A “biomedical paper” (D) refers to situations where both mechanisms and markers are relatively well established, and the focus of the investigation is on exploring the possible clinical relevance of findings. As one lab member once put it, when “we know the mechanisms [and how to measure] them, we can do an intervention study.” This work was usually done on “model disease” tissues: tissues collected from patients with a condition associated with increased age. The choice of the condition relied on the identification of a specific process (e.g. inflammation) that biologists of ageing agree drive the ageing process. Ideally, this condition should be well documented in physiological and clinical terms, through standardized measurements that can be used to enable the lab to focus on establish channels between their lab-based work and the clinic.

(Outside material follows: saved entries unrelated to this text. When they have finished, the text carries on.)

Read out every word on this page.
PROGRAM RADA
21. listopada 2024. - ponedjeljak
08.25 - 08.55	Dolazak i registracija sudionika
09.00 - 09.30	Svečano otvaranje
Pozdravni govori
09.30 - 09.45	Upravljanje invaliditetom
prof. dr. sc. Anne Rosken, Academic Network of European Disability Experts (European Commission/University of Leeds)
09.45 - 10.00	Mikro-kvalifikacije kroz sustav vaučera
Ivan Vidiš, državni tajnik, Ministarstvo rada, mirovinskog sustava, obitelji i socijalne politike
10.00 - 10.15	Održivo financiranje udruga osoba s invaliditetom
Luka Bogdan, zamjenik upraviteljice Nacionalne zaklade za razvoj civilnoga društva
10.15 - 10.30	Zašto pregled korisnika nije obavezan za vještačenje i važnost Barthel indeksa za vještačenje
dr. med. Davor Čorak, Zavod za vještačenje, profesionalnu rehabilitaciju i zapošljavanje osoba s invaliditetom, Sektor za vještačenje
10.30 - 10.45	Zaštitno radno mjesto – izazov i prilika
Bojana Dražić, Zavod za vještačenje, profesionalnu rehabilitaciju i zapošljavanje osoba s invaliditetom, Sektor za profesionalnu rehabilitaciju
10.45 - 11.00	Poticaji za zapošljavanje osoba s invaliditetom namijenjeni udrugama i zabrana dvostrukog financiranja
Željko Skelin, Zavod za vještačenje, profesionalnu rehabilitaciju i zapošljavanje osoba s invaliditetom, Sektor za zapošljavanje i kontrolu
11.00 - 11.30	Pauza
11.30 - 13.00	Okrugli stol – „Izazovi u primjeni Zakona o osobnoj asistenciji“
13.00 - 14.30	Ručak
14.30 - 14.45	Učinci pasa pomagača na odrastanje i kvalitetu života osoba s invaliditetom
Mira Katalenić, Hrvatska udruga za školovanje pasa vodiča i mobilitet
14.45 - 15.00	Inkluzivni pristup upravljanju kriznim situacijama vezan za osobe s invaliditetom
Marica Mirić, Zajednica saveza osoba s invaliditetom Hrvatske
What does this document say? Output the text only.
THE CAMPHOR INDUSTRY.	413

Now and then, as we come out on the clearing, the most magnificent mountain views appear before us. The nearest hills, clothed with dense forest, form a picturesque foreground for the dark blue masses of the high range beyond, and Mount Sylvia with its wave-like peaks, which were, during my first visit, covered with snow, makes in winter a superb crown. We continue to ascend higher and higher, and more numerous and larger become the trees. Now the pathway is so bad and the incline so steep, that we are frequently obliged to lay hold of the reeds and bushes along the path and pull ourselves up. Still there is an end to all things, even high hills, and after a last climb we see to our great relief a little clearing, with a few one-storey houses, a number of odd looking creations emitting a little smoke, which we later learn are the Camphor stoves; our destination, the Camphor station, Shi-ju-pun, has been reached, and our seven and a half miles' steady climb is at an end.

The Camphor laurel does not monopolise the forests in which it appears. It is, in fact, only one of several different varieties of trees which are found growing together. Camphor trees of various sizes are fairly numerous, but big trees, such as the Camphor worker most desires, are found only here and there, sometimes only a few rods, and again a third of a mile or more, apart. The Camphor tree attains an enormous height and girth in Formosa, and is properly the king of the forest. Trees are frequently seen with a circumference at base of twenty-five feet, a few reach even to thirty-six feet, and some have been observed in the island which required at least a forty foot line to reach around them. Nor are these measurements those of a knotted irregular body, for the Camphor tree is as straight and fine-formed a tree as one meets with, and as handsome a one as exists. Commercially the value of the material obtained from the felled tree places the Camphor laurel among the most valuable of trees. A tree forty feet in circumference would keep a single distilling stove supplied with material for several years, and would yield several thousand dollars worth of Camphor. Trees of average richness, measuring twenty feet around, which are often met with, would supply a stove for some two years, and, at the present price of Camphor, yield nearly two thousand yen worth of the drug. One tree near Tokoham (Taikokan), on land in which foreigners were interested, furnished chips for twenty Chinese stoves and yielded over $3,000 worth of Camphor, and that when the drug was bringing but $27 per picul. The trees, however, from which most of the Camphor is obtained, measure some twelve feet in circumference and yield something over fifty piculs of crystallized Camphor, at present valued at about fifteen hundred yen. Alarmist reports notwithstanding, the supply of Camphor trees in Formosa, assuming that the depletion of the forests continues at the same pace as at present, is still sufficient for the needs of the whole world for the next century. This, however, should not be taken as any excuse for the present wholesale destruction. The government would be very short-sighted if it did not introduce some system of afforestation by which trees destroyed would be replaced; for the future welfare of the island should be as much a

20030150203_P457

Drawing on collaboration with clinicians working in the nearby medical school or in research clinics in the US and Netherlands, experiments explored links between cell-based physiological markers of the condition and senescence mechanisms. Work with model organisms took these further, aiming to establish “proof of principle” in using cellular senescence eradication or modulation strategies to affect the model condition’s known “phenotypes.”

This latter experimental system is where the lab’s “translational” work was seen to happen, potentially bringing to bear their work on senescence to the management of a whole variety of conditions. That is to say that members referred to specific projects as “translational,” and implicitly, and sometime explicitly, used known models of translational research to frame, justify and present their work. This was not only a question of language but was reflexively articulated as organizing the work of the lab, institutionally and materially. Indeed, over the three years of fieldwork, the importance of this type of work was increasingly recognized by lab members, both for obtaining the necessary funds to support all the other research conducted in the lab and to position the lab in the field of biology of ageing, which was seen to be moving towards a more applied direction, as suggested above. Working on senescence eradication compounds in specific age-associated conditions aligned the laboratory with clinically or health care oriented research funding programs, and with the direction and prospect of the whole field of ageing biology. As Oscar put it more than once to other lab members, “this is the future.”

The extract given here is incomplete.